Defining the whitelist of characters

Limiting a subset of characters instead of using the full set can greatly improve recognition accuracy, increase speed, and reduce resource consumption. A list of characters can be automatically identified from an image using the built-in Aspose.OCR mechanisms.

Predefined character subsets

To define the predefined set of characters Aspose.OCR engine will look for, provide one of the following values in setAllowedCharacters method of RecognitionSettings object:

Subset Action
CharactersAllowedType.ALL Try to recognize all characters.
CharactersAllowedType.LATIN_ALPHABET Only recognize Latin / English text (A to Z and a to z), without accented characters.
CharactersAllowedType.DIGITS Recognize only binary, octal, decimal, or hexadecimal numbers (0-9 and A to F).

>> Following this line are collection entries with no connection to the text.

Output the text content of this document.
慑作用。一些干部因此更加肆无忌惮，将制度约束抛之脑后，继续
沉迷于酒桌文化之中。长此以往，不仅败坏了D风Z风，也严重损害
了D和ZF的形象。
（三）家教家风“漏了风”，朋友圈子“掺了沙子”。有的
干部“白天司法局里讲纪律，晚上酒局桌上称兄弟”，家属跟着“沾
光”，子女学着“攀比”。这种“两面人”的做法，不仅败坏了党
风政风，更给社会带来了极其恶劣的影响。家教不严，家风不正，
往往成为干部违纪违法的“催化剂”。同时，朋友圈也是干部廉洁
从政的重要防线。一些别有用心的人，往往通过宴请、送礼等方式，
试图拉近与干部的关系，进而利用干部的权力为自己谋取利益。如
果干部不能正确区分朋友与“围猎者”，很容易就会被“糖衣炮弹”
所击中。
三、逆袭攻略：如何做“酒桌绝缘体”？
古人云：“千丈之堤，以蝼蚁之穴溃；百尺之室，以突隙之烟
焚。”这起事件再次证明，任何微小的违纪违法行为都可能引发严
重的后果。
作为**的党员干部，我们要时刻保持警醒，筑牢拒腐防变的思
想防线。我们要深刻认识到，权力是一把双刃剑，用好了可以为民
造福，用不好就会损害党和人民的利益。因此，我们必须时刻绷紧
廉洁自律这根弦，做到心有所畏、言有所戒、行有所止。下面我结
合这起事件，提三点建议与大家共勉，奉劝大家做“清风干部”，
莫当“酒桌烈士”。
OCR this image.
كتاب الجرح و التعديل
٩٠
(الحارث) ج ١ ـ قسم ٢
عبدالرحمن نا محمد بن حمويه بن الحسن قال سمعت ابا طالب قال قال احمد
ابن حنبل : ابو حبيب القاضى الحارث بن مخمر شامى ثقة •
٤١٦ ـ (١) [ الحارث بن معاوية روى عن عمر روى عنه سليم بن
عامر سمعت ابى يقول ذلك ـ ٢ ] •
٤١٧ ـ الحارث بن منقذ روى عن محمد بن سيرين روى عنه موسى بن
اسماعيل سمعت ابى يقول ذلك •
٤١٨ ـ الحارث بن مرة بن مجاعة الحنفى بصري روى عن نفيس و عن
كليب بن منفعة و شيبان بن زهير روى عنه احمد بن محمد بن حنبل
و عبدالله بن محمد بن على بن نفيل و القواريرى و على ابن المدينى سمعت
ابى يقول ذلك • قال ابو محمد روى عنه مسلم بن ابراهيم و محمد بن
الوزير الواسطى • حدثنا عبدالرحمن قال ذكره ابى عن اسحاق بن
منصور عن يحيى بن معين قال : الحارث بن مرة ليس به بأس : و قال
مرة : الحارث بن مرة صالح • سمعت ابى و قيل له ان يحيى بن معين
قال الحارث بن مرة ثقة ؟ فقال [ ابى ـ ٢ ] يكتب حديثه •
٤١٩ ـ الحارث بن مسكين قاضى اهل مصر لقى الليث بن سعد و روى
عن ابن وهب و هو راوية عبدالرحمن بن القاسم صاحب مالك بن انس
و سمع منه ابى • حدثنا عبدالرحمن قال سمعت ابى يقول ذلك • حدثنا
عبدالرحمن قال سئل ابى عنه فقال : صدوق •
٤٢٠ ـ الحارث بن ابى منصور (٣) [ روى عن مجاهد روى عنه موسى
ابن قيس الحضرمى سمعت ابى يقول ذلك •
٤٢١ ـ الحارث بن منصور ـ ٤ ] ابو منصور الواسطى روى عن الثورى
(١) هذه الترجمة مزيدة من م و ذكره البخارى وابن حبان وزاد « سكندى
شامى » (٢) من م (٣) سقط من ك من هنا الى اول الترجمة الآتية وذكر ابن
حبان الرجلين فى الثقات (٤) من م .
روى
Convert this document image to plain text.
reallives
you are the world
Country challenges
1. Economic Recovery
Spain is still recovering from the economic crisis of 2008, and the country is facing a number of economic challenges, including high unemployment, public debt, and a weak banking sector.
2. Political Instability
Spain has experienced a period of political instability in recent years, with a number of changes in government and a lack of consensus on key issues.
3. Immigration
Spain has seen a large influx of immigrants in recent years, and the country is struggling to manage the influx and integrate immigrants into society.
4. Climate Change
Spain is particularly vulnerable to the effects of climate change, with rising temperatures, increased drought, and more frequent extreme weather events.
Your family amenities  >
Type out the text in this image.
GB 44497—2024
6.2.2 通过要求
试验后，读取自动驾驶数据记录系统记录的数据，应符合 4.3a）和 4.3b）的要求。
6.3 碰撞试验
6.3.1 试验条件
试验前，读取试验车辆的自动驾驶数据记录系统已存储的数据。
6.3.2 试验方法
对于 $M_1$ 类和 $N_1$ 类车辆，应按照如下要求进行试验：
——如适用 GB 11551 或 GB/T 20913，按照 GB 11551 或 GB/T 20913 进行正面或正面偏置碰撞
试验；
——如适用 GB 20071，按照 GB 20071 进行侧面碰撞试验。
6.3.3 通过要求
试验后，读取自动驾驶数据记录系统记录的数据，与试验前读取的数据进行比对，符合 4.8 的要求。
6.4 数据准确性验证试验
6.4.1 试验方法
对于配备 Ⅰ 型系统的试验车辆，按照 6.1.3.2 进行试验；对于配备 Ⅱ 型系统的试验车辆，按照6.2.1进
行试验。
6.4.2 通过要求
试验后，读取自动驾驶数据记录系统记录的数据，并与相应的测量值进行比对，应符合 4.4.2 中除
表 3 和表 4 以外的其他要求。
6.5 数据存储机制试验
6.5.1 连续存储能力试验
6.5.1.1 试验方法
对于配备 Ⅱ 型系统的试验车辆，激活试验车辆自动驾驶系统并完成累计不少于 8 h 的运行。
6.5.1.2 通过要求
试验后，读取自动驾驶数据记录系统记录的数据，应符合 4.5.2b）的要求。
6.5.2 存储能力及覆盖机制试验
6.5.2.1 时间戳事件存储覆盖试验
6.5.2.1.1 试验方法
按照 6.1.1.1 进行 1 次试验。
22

Characters that do not match the provided subset are ignored.

AsposeOCR api = new AsposeOCR();
RecognitionSettings recognitionSettings = new RecognitionSettings();
recognitionSettings.setAllowedCharacters(CharactersAllowedType.DIGITS);
RecognitionResult result = api.RecognizePage("source.png", recognitionSettings);
System.out.println("Recognition result:\n" + result.recognitionText + "\n\n");

Custom characters list

You can specify your own list of characters to be recognized in the constructor of AsposeOCR class or in setAllowedCharacters method of RecognitionSettings object. The characters are provided as a case-sensitive string.

Characters that do not match the provided list are ignored.